Quand on voit, en dehors des joutes électorales, les populations vivent en parfaite harmonie entre elles, la conclusion première qu’on tire est que ce sont donc les animateurs de la vie politique qui sont à la base de l’exacerbation de ce fléau qui est le régionalisme, ou encore le tribalisme. Il s’agit maintenant au niveau des intellectuels que nous sommes de comprendre que le régionalisme ne nous amène nulle part de bon. Vous voyez, vous-mêmes, ce qui se passe aujourd’hui dans certains pays de la sous-région.

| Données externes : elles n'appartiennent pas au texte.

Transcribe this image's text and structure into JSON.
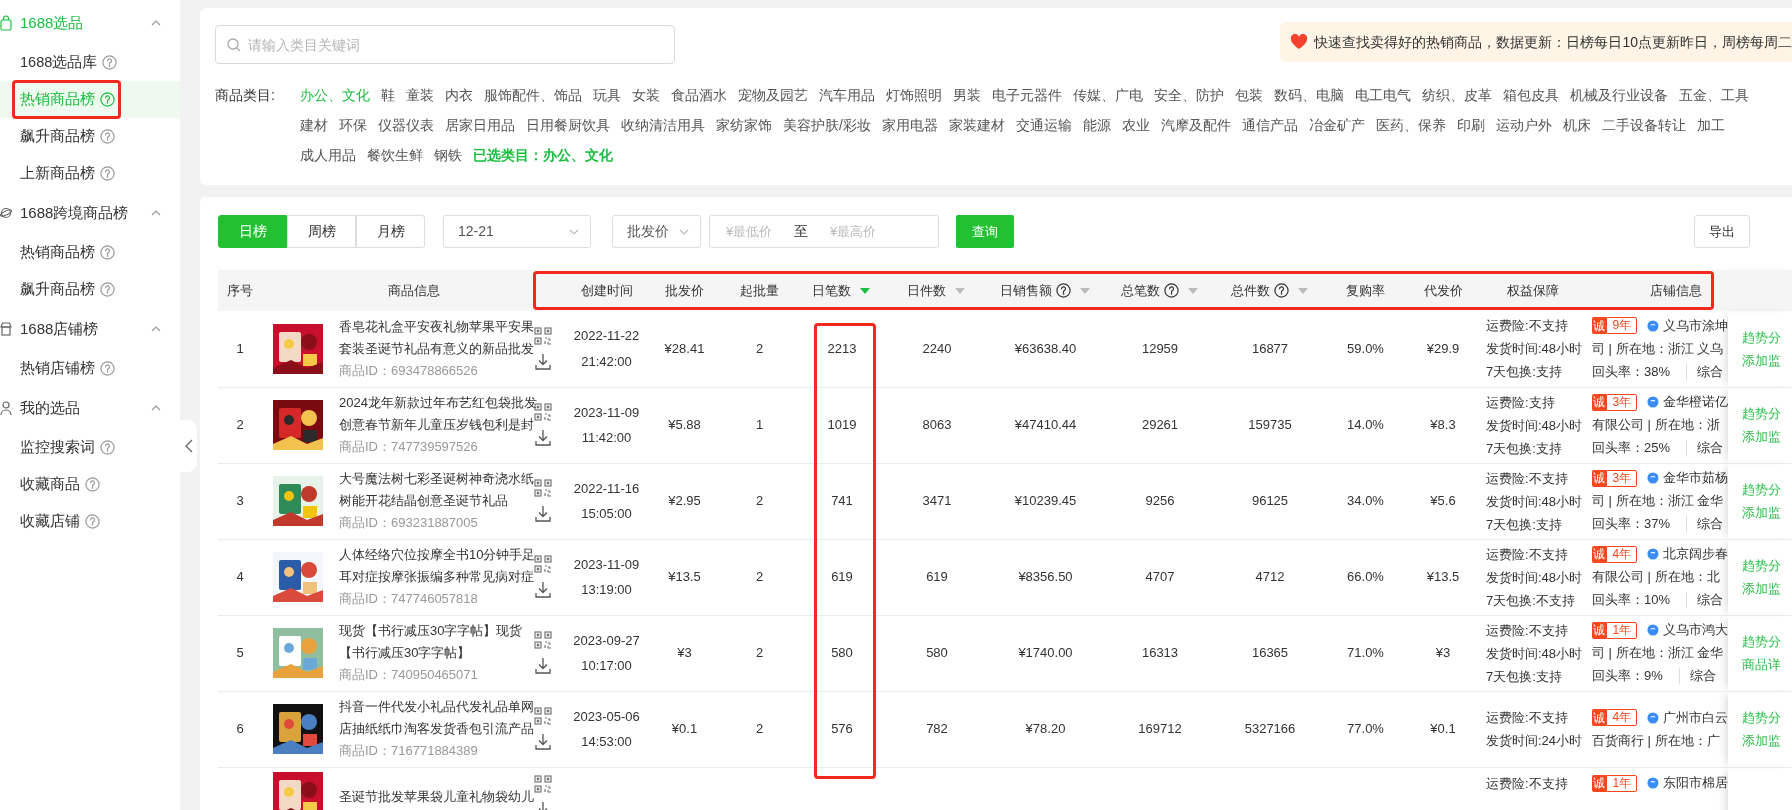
{
  "sidebar": {
    "groups": [
      {
        "title": "1688选品",
        "expanded": true,
        "items": [
          {
            "label": "1688选品库",
            "selected": false,
            "outlined": false
          },
          {
            "label": "热销商品榜",
            "selected": true,
            "outlined": true
          },
          {
            "label": "飙升商品榜",
            "selected": false,
            "outlined": false
          },
          {
            "label": "上新商品榜",
            "selected": false,
            "outlined": false
          }
        ]
      },
      {
        "title": "1688跨境商品榜",
        "expanded": true,
        "items": [
          {
            "label": "热销商品榜",
            "selected": false,
            "outlined": false
          },
          {
            "label": "飙升商品榜",
            "selected": false,
            "outlined": false
          }
        ]
      },
      {
        "title": "1688店铺榜",
        "expanded": true,
        "items": [
          {
            "label": "热销店铺榜",
            "selected": false,
            "outlined": false
          }
        ]
      },
      {
        "title": "我的选品",
        "expanded": true,
        "items": [
          {
            "label": "监控搜索词",
            "selected": false,
            "outlined": false
          },
          {
            "label": "收藏商品",
            "selected": false,
            "outlined": false
          },
          {
            "label": "收藏店铺",
            "selected": false,
            "outlined": false
          }
        ]
      }
    ]
  },
  "filters": {
    "search": {
      "placeholder": "请输入类目关键词"
    },
    "notice": "快速查找卖得好的热销商品，数据更新：日榜每日10点更新昨日，周榜每周二",
    "category_label": "商品类目:",
    "category_rows": [
      [
        {
          "label": "办公、文化",
          "selected": true
        },
        {
          "label": "鞋",
          "selected": false
        },
        {
          "label": "童装",
          "selected": false
        },
        {
          "label": "内衣",
          "selected": false
        },
        {
          "label": "服饰配件、饰品",
          "selected": false
        },
        {
          "label": "玩具",
          "selected": false
        },
        {
          "label": "女装",
          "selected": false
        },
        {
          "label": "食品酒水",
          "selected": false
        },
        {
          "label": "宠物及园艺",
          "selected": false
        },
        {
          "label": "汽车用品",
          "selected": false
        },
        {
          "label": "灯饰照明",
          "selected": false
        },
        {
          "label": "男装",
          "selected": false
        },
        {
          "label": "电子元器件",
          "selected": false
        },
        {
          "label": "传媒、广电",
          "selected": false
        },
        {
          "label": "安全、防护",
          "selected": false
        },
        {
          "label": "包装",
          "selected": false
        },
        {
          "label": "数码、电脑",
          "selected": false
        },
        {
          "label": "电工电气",
          "selected": false
        },
        {
          "label": "纺织、皮革",
          "selected": false
        },
        {
          "label": "箱包皮具",
          "selected": false
        },
        {
          "label": "机械及行业设备",
          "selected": false
        },
        {
          "label": "五金、工具",
          "selected": false
        }
      ],
      [
        {
          "label": "建材",
          "selected": false
        },
        {
          "label": "环保",
          "selected": false
        },
        {
          "label": "仪器仪表",
          "selected": false
        },
        {
          "label": "居家日用品",
          "selected": false
        },
        {
          "label": "日用餐厨饮具",
          "selected": false
        },
        {
          "label": "收纳清洁用具",
          "selected": false
        },
        {
          "label": "家纺家饰",
          "selected": false
        },
        {
          "label": "美容护肤/彩妆",
          "selected": false
        },
        {
          "label": "家用电器",
          "selected": false
        },
        {
          "label": "家装建材",
          "selected": false
        },
        {
          "label": "交通运输",
          "selected": false
        },
        {
          "label": "能源",
          "selected": false
        },
        {
          "label": "农业",
          "selected": false
        },
        {
          "label": "汽摩及配件",
          "selected": false
        },
        {
          "label": "通信产品",
          "selected": false
        },
        {
          "label": "冶金矿产",
          "selected": false
        },
        {
          "label": "医药、保养",
          "selected": false
        },
        {
          "label": "印刷",
          "selected": false
        },
        {
          "label": "运动户外",
          "selected": false
        },
        {
          "label": "机床",
          "selected": false
        },
        {
          "label": "二手设备转让",
          "selected": false
        },
        {
          "label": "加工",
          "selected": false
        }
      ],
      [
        {
          "label": "成人用品",
          "selected": false
        },
        {
          "label": "餐饮生鲜",
          "selected": false
        },
        {
          "label": "钢铁",
          "selected": false
        }
      ]
    ],
    "selected_summary": "已选类目：办公、文化"
  },
  "toolbar": {
    "periods": [
      {
        "label": "日榜",
        "selected": true
      },
      {
        "label": "周榜",
        "selected": false
      },
      {
        "label": "月榜",
        "selected": false
      }
    ],
    "date": "12-21",
    "price_type": "批发价",
    "min_price": {
      "placeholder": "¥最低价"
    },
    "range_sep": "至",
    "max_price": {
      "placeholder": "¥最高价"
    },
    "query": "查询",
    "export": "导出"
  },
  "table": {
    "columns": [
      {
        "label": "序号",
        "kind": "plain",
        "outlined": false,
        "column_outlined": false
      },
      {
        "label": "商品信息",
        "kind": "plain",
        "outlined": false,
        "column_outlined": false
      },
      {
        "label": "创建时间",
        "kind": "plain",
        "outlined": true,
        "column_outlined": false
      },
      {
        "label": "批发价",
        "kind": "plain",
        "outlined": true,
        "column_outlined": false
      },
      {
        "label": "起批量",
        "kind": "plain",
        "outlined": true,
        "column_outlined": false
      },
      {
        "label": "日笔数",
        "kind": "sorted",
        "outlined": true,
        "column_outlined": true
      },
      {
        "label": "日件数",
        "kind": "sortable",
        "outlined": true,
        "column_outlined": false
      },
      {
        "label": "日销售额",
        "kind": "sortable-help",
        "outlined": true,
        "column_outlined": false
      },
      {
        "label": "总笔数",
        "kind": "sortable-help",
        "outlined": true,
        "column_outlined": false
      },
      {
        "label": "总件数",
        "kind": "sortable-help",
        "outlined": true,
        "column_outlined": false
      },
      {
        "label": "复购率",
        "kind": "plain",
        "outlined": true,
        "column_outlined": false
      },
      {
        "label": "代发价",
        "kind": "plain",
        "outlined": true,
        "column_outlined": false
      },
      {
        "label": "权益保障",
        "kind": "plain",
        "outlined": true,
        "column_outlined": false
      },
      {
        "label": "店铺信息",
        "kind": "plain",
        "outlined": true,
        "column_outlined": false
      }
    ],
    "rows": [
      {
        "rank": "1",
        "title_lines": [
          "香皂花礼盒平安夜礼物苹果平安果",
          "套装圣诞节礼品有意义的新品批发"
        ],
        "product_id": "商品ID：693478866526",
        "date": "2022-11-22",
        "time": "21:42:00",
        "price": "¥28.41",
        "min_batch": "2",
        "daily_orders": "2213",
        "daily_pieces": "2240",
        "daily_sales": "¥63638.40",
        "total_orders": "12959",
        "total_pieces": "16877",
        "repurchase": "59.0%",
        "dropship_price": "¥29.9",
        "guarantees": [
          "运费险:不支持",
          "发货时间:48小时",
          "7天包换:支持"
        ],
        "store": {
          "badge": "诚",
          "years": "9年",
          "name": "义乌市涂坤",
          "line2": "司 | 所在地：浙江 义乌",
          "rate": "回头率：38%",
          "extra": "综合"
        },
        "actions": [
          "趋势分",
          "添加监"
        ]
      },
      {
        "rank": "2",
        "title_lines": [
          "2024龙年新款过年布艺红包袋批发",
          "创意春节新年儿童压岁钱包利是封"
        ],
        "product_id": "商品ID：747739597526",
        "date": "2023-11-09",
        "time": "11:42:00",
        "price": "¥5.88",
        "min_batch": "1",
        "daily_orders": "1019",
        "daily_pieces": "8063",
        "daily_sales": "¥47410.44",
        "total_orders": "29261",
        "total_pieces": "159735",
        "repurchase": "14.0%",
        "dropship_price": "¥8.3",
        "guarantees": [
          "运费险:支持",
          "发货时间:48小时",
          "7天包换:支持"
        ],
        "store": {
          "badge": "诚",
          "years": "3年",
          "name": "金华橙诺亿",
          "line2": "有限公司 | 所在地：浙",
          "rate": "回头率：25%",
          "extra": "综合"
        },
        "actions": [
          "趋势分",
          "添加监"
        ]
      },
      {
        "rank": "3",
        "title_lines": [
          "大号魔法树七彩圣诞树神奇浇水纸",
          "树能开花结晶创意圣诞节礼品"
        ],
        "product_id": "商品ID：693231887005",
        "date": "2022-11-16",
        "time": "15:05:00",
        "price": "¥2.95",
        "min_batch": "2",
        "daily_orders": "741",
        "daily_pieces": "3471",
        "daily_sales": "¥10239.45",
        "total_orders": "9256",
        "total_pieces": "96125",
        "repurchase": "34.0%",
        "dropship_price": "¥5.6",
        "guarantees": [
          "运费险:不支持",
          "发货时间:48小时",
          "7天包换:支持"
        ],
        "store": {
          "badge": "诚",
          "years": "3年",
          "name": "金华市茹杨",
          "line2": "司 | 所在地：浙江 金华",
          "rate": "回头率：37%",
          "extra": "综合"
        },
        "actions": [
          "趋势分",
          "添加监"
        ]
      },
      {
        "rank": "4",
        "title_lines": [
          "人体经络穴位按摩全书10分钟手足",
          "耳对症按摩张振编多种常见病对症"
        ],
        "product_id": "商品ID：747746057818",
        "date": "2023-11-09",
        "time": "13:19:00",
        "price": "¥13.5",
        "min_batch": "2",
        "daily_orders": "619",
        "daily_pieces": "619",
        "daily_sales": "¥8356.50",
        "total_orders": "4707",
        "total_pieces": "4712",
        "repurchase": "66.0%",
        "dropship_price": "¥13.5",
        "guarantees": [
          "运费险:不支持",
          "发货时间:48小时",
          "7天包换:不支持"
        ],
        "store": {
          "badge": "诚",
          "years": "4年",
          "name": "北京阔步春",
          "line2": "有限公司 | 所在地：北",
          "rate": "回头率：10%",
          "extra": "综合"
        },
        "actions": [
          "趋势分",
          "添加监"
        ]
      },
      {
        "rank": "5",
        "title_lines": [
          "现货【书行减压30字字帖】现货",
          "【书行减压30字字帖】"
        ],
        "product_id": "商品ID：740950465071",
        "date": "2023-09-27",
        "time": "10:17:00",
        "price": "¥3",
        "min_batch": "2",
        "daily_orders": "580",
        "daily_pieces": "580",
        "daily_sales": "¥1740.00",
        "total_orders": "16313",
        "total_pieces": "16365",
        "repurchase": "71.0%",
        "dropship_price": "¥3",
        "guarantees": [
          "运费险:不支持",
          "发货时间:48小时",
          "7天包换:支持"
        ],
        "store": {
          "badge": "诚",
          "years": "1年",
          "name": "义乌市鸿大",
          "line2": "司 | 所在地：浙江 金华",
          "rate": "回头率：9%",
          "extra": "综合"
        },
        "actions": [
          "趋势分",
          "商品详"
        ]
      },
      {
        "rank": "6",
        "title_lines": [
          "抖音一件代发小礼品代发礼品单网",
          "店抽纸纸巾淘客发货香包引流产品"
        ],
        "product_id": "商品ID：716771884389",
        "date": "2023-05-06",
        "time": "14:53:00",
        "price": "¥0.1",
        "min_batch": "2",
        "daily_orders": "576",
        "daily_pieces": "782",
        "daily_sales": "¥78.20",
        "total_orders": "169712",
        "total_pieces": "5327166",
        "repurchase": "77.0%",
        "dropship_price": "¥0.1",
        "guarantees": [
          "运费险:不支持",
          "发货时间:24小时"
        ],
        "store": {
          "badge": "诚",
          "years": "4年",
          "name": "广州市白云",
          "line2": "百货商行 | 所在地：广"
        },
        "actions": [
          "趋势分",
          "添加监"
        ]
      },
      {
        "title_lines": [
          "圣诞节批发苹果袋儿童礼物袋幼儿"
        ],
        "guarantees": [
          "运费险:不支持"
        ],
        "store": {
          "badge": "诚",
          "years": "1年",
          "name": "东阳市棉居"
        }
      }
    ]
  }
}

La préparation des prochaines élections connait davantage des difficultés, surtout pour le cas de la correction de la Lépi. Comment appréciez-vous cette situation ?
Je pense qu’il est juste de reconnaitre qu’il y a péril en la demeure. Et si nous ne prenons garde, on risque d’hypothéquer les grands acquis de la conférence nationale de 1990. Nous devons apprendre davantage à parler d’une même voix pour éviter le pire à notre pays.
Vous êtes le secrétaire général de la Fondation Mathieu Kérékou, portant ainsi l’illustre nom d’un homme de paix. Quelle démarche avez-vous déjà faite dans le cadre des préparatifs des prochaines élections, notamment, en ce qui concerne la Lépi ?
Je crois que les problèmes à l’étape actuelle se posent surtout entre le législatif et l’exécutif. Ils assument donc de façon collégiale, toute la responsabilité de la situation qui prévaut. Mais, je pense qu’avec les cris d’alarme qui s’expriment çà et là, ils vont prendre leur responsabilité pour que le pire soit évité. Sinon, au niveau de la Fondation, nous avons estimé qu’il faut un séminaire national sur la transition politique. Ce qui nous permettra de régler des problèmes liés, entre autres, à une administration républicaine, une éducation au service du développement, etc. Il y a des grands problèmes que la conférence nationale n’a pas pu résoudre. Il nous faut donc ces nouvelles assises pour arriver à un consensus afin que ceux qui pourront avoir le pouvoir en 2016 sachent vraiment que ce sont des priorités de la nation.
Vous parlez de présidentielle de 2016. Mais beaucoup de gens craignent qu’elle ne soit pas organisée à la date fixée, face à l’imbroglio qu’on observe à moins d’un an et demi dans le processus devant y conduire ?
Je pense qu’on trouvera peut-être comme c’est le cas souvent au Bénin, une solution au dernier moment. Imaginer qu’en 2016, les engagements constitutionnels ne soient pas honorés. Et ce serait vraiment une catastrophe pour notre pays. Comme le disent souvent les uns et les autres, notre or blanc, c’est la démocratie, la paix et l’Etat de droit.